Department of Civil Engineering, Kyung Hee University, Yongin-si, Gyeonggi-do, Republic of Korea.
Department of Civil Engineering, Kyung Hee University, Yongin-si, Gyeonggi-do, Republic of Korea.
J Environ Manage. 2021 Dec 15;300:113795. doi: 10.1016/j.jenvman.2021.113795. Epub 2021 Sep 21.
This study carried out machine-learning (ML) modeling using activated sludge microbiome data to predict the operational characteristics of biological unit processes (i.e., anaerobic, anoxic, and aerobic) in a full-scale municipal wastewater treatment plant. An ML application pipeline with optimization strategies (e.g., model selection, input data preprocessing, and hyperparameter tuning) could significantly improve prediction performance. Comparative analysis of the ML prediction performance suggested that linear models (support vector machine and logistic regression) had a high prediction performance (93% accuracy), comparable to that of non-linear models such as random forest. Feature importance analysis using the linear ML models identified the microbial taxa that were specifically associated with anoxic processes, many of which (e.g., Ferruginibacter) were found to have ecologically important genomic and phenotypic characteristics (e.g., for nitrate reduction). Time-series microbial community dynamics demonstrated that the taxa identified using ML were frequently occurring and dominating in the anoxic process over time, thus representing the core nitrate-reducing community. Despite the general dominance of the core community over time, the analysis further revealed successional seasonal patterns of distinct sub-groups, indicating differences in the functional contribution of sub-groups by season to the overall nitrate-reducing potential of the system. Overall, the results of this study suggest that ML modeling holds great promise for the predictive identification and understanding of key microbial players governing the functioning and stability of biological wastewater systems.

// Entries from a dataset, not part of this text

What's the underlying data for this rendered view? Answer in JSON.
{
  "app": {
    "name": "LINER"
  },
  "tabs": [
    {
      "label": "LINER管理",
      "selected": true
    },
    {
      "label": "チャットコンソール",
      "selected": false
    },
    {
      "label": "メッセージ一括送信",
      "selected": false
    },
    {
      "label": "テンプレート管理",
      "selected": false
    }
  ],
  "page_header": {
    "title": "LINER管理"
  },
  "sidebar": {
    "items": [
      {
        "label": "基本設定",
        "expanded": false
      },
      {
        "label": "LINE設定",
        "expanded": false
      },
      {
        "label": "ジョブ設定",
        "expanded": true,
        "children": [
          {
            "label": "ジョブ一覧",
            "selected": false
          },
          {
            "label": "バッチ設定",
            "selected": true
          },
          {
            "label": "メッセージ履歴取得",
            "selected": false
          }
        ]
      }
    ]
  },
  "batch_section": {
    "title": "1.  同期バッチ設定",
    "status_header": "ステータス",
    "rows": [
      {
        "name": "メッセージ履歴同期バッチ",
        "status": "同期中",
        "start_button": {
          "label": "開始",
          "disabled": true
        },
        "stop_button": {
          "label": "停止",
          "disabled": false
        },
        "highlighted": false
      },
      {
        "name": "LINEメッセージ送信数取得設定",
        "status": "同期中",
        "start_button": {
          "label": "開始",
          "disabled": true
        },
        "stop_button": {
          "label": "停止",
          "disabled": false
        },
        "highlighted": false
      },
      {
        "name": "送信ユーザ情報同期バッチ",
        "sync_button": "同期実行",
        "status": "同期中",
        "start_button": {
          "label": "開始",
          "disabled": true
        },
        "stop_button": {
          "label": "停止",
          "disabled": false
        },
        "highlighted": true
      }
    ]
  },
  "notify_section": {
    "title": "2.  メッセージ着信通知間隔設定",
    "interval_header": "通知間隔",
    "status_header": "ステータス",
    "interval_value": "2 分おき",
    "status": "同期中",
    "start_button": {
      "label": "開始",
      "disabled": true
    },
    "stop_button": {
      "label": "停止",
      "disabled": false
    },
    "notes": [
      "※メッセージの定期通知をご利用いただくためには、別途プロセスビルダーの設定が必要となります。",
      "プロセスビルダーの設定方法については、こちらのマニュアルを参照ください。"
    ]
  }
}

本研究利用活性污泥微生物组数据进行机器学习 (ML) 建模,以预测全规模城市污水处理厂生物单元工艺(即厌氧、缺氧和有氧)的运行特性。具有优化策略(例如,模型选择、输入数据预处理和超参数调整)的 ML 应用程序管道可以显著提高预测性能。ML 预测性能的比较分析表明,线性模型(支持向量机和逻辑回归)具有较高的预测性能(准确率为 93%),与非线性模型(如随机森林)相当。使用线性 ML 模型进行的特征重要性分析确定了与缺氧过程特别相关的微生物分类群,其中许多(例如 Ferruginibacter)具有生态上重要的基因组和表型特征(例如,用于硝酸盐还原)。时间序列微生物群落动态表明,使用 ML 鉴定的分类群在缺氧过程中随着时间的推移经常发生并占主导地位,因此代表了核心硝酸盐还原群落。尽管核心群落随着时间的推移普遍占主导地位,但分析还进一步揭示了不同季节的明显亚群的演替季节模式,表明亚群在不同季节对系统整体硝酸盐还原潜力的功能贡献存在差异。总体而言,本研究的结果表明,ML 建模对于预测识别和理解控制生物废水系统功能和稳定性的关键微生物参与者具有很大的前景。